For an hour, I observed my tardigrades scampering among strands of algae in a petri dish of water. They curled, stretched, crept and reached, presumably grazing, although I never saw them feed, which they do by sucking juices out of microscopic prey.
Watching them, I became more conscious than ever of just how much we are prisoners of scale. Another whole universe exists down there on the microscopic scale, and below. Electron-microscope images of tardigrades show every pore and bristle, the little hook-shaped appendages that pass for toes, and long wavy “hairs” that look wildly unkempt.
It would be fun if we could shrink ourselves like Alice and frolic with the tardigrades. Then shrink further and swim with the ciliates and rotifers that buzzed about my tardigrades like bees, and further still to observe the amoebic creatures too small to see with my microscope.
But why stop with the smallest creatures? Keep shrinking, down to the level of molecules and atoms, and observe those misty clouds of electric charge that are the building blocks of the universe — God’s Tinker Toys.
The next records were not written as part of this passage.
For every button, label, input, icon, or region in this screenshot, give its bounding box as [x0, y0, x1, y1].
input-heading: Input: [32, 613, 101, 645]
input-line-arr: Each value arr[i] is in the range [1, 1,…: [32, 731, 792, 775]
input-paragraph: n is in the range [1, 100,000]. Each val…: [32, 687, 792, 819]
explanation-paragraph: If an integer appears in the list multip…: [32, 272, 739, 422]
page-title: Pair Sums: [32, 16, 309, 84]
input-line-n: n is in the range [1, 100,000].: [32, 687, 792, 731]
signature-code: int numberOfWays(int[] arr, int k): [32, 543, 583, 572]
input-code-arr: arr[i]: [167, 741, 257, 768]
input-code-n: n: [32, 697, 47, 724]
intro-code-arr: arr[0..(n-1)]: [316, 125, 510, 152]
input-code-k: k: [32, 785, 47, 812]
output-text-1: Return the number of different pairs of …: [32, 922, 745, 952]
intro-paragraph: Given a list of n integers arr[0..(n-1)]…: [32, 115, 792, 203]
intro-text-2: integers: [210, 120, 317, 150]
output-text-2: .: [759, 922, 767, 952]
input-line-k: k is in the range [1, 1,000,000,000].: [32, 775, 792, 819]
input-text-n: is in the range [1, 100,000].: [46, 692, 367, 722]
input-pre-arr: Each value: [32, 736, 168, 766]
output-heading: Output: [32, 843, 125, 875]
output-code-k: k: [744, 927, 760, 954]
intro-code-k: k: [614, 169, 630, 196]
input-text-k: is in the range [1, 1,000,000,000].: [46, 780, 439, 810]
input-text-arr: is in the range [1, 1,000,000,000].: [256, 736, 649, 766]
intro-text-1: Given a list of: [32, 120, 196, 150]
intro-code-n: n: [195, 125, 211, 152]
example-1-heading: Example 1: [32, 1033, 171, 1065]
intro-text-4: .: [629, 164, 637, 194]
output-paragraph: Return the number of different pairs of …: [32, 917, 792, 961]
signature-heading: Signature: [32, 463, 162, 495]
Even these are not the bottom floor. Smaller than the atoms are the quarks, elusive subatomic particles that hold themselves together in two’s and three’s so tightly that, so far, scientists haven’t been able to pry them apart. We describe tardigrades with familiar metaphors — water bears or moss piglets — but quarks are so far beyond the scale of ordinary experience that all metaphors fail.
And many physicists believe that even quarks are not the ground floor of reality. They are searching for things called “strings,” “quantum loops,” or “spin foam” that exist on a scale 20 orders of magnitude smaller than the nucleus of an atom, at a level of reality where even space and time break up into their smallest, indivisible units.
As I peered into my microscope, I was thinking of this almost unimaginable shadow world on a scale a 10 thousand billion billion billion times smaller than my water bears, that in its exotic shimmerings gives rise to the spectacular world of our senses.